In 1892, the Bethel Baptist Church was a focal point for black members to congregate in Blythewood. Years later, the church donated 30 acres of land to build a school for the youth. In 1936, Benedict College graduate, Annie E. Hanberry, came to Blythewood.

"(She was a) Strong disciplinarian, great with leadership, and just a wonderful person," said Theodore Manning, a student of Mrs. Hanberry.

Hanberry was forced out of the Columbia teaching community, because the fact that she was married, the city didn't allow it.

Hanberry took a teaching job in a two-bedroom school in Blythewood with one other teacher, but was determined to overcome obstacles and she taught her students the same.

"She taught us that we were entitled to what the united states constitution said. That we had life, liberty, and the pursuit of happiness. (and) She made sure that she knew, that we knew, that it was part of us," Said Rody Egister, former student.

For years, Hanberry taught and fought for equality during segregation. She ensured her students received the same benefits as white schools.


"Whatever she did, that the other schools in the district had, she would make sure she would go to doctor wright and ask for the same equipment, or same things, so it would be equal," said Cecily Baxley Johnson, Hanberry's former secretary.
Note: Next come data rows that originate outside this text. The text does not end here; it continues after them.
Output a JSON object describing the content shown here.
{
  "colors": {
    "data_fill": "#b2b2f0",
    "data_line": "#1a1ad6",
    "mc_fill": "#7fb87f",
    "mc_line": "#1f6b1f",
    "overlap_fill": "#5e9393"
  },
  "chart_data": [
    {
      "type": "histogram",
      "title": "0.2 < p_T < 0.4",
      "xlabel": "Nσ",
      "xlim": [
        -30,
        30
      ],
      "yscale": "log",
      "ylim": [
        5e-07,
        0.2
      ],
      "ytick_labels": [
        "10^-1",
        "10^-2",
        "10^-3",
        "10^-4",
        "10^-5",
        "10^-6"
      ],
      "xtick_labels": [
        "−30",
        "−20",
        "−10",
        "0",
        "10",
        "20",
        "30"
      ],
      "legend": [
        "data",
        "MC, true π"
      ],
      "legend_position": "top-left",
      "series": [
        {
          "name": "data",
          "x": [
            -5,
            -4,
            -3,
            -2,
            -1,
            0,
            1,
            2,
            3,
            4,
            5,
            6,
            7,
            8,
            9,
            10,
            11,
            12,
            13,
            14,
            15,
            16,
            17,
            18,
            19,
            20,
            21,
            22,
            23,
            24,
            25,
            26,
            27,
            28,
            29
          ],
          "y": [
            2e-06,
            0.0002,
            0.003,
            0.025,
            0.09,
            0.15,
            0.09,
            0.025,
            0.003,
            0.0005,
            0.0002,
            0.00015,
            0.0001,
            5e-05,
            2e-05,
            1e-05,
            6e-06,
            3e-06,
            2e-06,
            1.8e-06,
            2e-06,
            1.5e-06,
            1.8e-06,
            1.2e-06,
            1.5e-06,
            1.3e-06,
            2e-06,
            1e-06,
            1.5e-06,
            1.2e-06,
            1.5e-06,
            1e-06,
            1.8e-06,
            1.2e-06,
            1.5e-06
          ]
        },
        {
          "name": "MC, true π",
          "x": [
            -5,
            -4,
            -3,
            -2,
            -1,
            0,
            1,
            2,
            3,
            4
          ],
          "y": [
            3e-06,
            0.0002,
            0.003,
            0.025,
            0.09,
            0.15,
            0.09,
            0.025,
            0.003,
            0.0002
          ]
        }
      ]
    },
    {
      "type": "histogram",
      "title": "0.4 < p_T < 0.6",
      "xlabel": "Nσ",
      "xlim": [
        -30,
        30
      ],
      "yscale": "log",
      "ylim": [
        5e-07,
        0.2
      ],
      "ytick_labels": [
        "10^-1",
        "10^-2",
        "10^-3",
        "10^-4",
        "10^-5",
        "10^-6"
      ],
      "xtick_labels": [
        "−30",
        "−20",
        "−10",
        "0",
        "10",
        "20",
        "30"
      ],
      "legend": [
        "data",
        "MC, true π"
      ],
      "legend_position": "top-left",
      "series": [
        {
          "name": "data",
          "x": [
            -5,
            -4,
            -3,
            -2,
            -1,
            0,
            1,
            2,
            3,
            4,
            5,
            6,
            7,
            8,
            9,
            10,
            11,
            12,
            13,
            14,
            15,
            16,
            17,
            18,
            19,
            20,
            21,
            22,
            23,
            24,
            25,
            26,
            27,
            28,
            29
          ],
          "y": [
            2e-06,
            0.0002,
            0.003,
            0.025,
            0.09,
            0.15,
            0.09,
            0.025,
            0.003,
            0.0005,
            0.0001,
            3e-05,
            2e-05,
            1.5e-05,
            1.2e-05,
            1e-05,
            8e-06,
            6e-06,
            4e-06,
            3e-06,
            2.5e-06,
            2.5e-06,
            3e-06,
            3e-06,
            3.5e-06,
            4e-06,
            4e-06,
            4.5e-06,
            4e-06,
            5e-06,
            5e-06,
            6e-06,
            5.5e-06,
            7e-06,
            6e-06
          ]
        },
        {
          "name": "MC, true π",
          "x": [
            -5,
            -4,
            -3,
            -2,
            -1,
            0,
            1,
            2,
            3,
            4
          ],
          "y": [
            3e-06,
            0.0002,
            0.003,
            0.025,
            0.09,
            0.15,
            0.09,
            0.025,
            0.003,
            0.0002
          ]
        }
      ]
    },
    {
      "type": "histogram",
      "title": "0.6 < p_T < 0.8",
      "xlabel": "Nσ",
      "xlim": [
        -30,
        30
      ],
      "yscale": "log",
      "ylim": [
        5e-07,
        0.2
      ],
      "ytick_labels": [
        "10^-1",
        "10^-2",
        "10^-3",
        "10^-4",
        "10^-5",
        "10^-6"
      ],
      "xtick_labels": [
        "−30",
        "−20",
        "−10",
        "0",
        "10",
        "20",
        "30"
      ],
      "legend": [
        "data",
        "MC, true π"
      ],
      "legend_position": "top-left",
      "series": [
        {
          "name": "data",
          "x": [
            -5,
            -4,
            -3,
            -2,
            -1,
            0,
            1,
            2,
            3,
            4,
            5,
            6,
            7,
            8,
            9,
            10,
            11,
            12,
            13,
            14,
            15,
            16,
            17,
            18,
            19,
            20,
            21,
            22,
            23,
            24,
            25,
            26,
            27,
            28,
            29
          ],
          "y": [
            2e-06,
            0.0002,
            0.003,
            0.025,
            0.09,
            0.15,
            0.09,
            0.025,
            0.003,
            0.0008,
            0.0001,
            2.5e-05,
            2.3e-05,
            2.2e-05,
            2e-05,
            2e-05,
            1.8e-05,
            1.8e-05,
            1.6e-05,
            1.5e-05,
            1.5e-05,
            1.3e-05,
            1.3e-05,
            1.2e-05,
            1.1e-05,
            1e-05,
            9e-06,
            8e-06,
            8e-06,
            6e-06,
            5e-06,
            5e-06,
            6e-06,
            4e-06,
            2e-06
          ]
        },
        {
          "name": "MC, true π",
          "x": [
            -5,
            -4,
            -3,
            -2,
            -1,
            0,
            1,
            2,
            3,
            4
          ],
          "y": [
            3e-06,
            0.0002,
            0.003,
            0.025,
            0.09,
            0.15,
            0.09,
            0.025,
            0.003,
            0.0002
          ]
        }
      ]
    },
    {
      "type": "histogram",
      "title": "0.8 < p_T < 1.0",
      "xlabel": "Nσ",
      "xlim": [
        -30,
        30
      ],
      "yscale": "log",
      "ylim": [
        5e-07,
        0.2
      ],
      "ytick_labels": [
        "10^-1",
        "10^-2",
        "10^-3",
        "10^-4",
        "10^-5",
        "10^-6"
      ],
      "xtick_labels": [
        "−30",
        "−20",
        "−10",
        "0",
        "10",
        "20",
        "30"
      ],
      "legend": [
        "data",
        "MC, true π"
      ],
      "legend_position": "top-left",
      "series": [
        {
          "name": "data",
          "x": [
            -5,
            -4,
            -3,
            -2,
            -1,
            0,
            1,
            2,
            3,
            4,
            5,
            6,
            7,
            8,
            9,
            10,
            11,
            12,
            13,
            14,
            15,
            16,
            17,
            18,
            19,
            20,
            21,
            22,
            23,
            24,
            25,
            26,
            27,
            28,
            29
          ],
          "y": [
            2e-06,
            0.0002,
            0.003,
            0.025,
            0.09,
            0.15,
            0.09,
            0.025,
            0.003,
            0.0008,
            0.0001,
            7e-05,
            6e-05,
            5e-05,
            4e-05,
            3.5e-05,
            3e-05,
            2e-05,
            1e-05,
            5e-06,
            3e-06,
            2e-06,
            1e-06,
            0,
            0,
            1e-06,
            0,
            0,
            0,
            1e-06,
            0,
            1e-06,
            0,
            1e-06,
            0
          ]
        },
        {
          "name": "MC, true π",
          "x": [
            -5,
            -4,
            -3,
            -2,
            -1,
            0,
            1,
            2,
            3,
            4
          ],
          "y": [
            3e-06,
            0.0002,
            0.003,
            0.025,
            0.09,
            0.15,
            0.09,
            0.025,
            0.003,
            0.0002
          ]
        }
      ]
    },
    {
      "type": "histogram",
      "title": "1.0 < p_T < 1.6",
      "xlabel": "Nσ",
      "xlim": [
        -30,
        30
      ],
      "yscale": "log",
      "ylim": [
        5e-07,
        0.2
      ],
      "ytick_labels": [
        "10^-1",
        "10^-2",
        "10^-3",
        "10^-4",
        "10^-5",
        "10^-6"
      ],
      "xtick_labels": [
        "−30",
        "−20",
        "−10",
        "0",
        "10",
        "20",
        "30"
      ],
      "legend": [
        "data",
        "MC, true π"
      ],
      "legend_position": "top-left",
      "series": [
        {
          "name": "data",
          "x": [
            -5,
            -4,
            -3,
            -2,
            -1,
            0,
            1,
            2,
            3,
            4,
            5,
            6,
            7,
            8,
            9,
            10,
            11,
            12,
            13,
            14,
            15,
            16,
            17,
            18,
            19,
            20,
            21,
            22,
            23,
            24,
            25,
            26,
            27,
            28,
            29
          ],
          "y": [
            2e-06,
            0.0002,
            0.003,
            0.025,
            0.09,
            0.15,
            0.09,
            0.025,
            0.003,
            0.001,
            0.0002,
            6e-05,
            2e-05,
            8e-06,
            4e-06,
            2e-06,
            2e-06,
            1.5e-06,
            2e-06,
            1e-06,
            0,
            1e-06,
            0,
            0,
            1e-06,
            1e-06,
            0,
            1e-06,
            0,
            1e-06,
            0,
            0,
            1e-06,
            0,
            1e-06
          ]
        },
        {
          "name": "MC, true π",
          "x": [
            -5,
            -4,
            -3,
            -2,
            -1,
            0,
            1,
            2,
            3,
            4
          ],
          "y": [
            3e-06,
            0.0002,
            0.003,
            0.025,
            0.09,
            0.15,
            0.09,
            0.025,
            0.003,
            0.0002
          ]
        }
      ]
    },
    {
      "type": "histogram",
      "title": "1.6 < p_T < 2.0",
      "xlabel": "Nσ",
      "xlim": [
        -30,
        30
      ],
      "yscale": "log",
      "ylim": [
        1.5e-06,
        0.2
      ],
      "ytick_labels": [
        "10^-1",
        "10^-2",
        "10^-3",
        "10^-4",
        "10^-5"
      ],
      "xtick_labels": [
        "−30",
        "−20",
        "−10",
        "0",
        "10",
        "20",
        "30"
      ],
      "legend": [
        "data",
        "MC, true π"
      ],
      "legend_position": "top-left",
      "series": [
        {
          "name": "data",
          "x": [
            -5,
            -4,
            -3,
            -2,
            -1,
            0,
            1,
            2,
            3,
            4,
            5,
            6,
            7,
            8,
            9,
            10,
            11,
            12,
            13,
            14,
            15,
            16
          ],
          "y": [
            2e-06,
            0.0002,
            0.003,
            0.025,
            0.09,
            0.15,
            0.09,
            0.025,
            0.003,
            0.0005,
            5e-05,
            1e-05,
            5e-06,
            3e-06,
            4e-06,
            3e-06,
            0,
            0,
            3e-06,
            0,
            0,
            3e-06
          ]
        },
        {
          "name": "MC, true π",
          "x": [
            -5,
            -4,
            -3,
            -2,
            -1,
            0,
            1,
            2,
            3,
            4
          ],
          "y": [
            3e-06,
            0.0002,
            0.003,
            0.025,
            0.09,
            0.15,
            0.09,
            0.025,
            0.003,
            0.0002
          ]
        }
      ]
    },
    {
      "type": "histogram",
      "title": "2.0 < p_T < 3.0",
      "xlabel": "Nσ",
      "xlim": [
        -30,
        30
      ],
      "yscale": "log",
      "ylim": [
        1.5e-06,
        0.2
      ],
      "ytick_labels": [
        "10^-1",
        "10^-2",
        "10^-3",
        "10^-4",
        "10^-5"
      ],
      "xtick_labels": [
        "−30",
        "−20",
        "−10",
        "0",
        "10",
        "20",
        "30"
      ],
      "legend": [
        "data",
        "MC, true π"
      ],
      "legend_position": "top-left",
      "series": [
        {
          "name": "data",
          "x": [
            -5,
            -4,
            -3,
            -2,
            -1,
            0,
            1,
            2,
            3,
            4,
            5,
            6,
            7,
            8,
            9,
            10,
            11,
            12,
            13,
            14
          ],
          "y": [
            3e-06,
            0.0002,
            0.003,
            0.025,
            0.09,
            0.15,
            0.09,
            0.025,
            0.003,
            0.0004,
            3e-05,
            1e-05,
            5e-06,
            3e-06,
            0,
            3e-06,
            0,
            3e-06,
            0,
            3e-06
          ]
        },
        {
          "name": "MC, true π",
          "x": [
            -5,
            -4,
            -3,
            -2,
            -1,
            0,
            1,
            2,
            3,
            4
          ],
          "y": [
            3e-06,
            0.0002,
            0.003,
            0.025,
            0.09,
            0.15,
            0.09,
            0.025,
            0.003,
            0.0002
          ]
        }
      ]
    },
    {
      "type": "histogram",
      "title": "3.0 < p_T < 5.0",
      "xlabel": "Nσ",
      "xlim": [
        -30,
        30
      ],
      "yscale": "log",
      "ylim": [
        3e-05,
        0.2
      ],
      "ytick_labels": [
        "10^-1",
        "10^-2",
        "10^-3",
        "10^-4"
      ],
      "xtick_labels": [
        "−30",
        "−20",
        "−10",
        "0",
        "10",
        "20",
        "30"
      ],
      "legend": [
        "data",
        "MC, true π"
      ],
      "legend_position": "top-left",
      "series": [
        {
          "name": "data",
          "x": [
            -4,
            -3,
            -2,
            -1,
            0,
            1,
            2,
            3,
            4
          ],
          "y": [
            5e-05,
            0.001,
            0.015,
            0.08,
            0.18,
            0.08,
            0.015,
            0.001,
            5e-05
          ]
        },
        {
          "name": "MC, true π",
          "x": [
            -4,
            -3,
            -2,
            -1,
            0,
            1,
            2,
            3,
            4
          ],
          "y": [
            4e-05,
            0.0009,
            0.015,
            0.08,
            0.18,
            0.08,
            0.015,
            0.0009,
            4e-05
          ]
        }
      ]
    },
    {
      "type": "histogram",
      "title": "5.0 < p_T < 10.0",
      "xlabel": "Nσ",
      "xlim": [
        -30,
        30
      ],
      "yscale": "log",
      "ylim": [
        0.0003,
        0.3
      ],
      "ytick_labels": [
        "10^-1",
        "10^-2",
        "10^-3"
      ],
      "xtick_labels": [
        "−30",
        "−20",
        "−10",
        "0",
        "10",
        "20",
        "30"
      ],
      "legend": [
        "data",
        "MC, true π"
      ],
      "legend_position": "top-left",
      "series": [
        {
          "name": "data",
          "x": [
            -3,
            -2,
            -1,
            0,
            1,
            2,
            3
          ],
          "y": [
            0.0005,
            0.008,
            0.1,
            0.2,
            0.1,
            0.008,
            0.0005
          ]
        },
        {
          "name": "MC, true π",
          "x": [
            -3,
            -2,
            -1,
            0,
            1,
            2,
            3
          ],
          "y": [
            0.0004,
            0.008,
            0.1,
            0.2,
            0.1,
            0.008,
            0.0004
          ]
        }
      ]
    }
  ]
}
When Hanberry was named principal of Bethel elementary and high school, she became the first African-American woman to hold that position in South Carolina. She was also the only woman in the Palmetto Education Association, and felt it was her duty to give equal education and sports equipment to her students.

"She stood there in front of us and told us, you guys are going to have the very best equipment available because she cared so much about us," said James Woods, former student.

Hanberry's push for equality poured into discipline, as her standard of education was equaled in respect.







"She enforced it with a strap if things were not the way they were supposed to have been. I think I might have gotten it one time. That was enough for me back then, to get it there and then get it back home," said Manning.

Hanberry worked to ensure Bethel High School was one of the first to be accredited by the Southern Association of Colleges and Schools (SWCS). In 1956, the Bethel School was renamed Annie E Hanberry High School.

After many school re-alignments, the high school eventually became Blythewood High School, and Bethel Elementary School was re-named Bethel-Hanberry Elementary School.






In 1972, Hanberry retired after 50 years of teaching, 35 of them in Richland District Two.

She later became the first recipient of the Alex English Humanitarian Award and was inducted into the Richland District Two Order of the Flame.

"Black History Month, or whatever you want to call it, every day is Black History Month, we make history every day," said Larry Griffin, former student.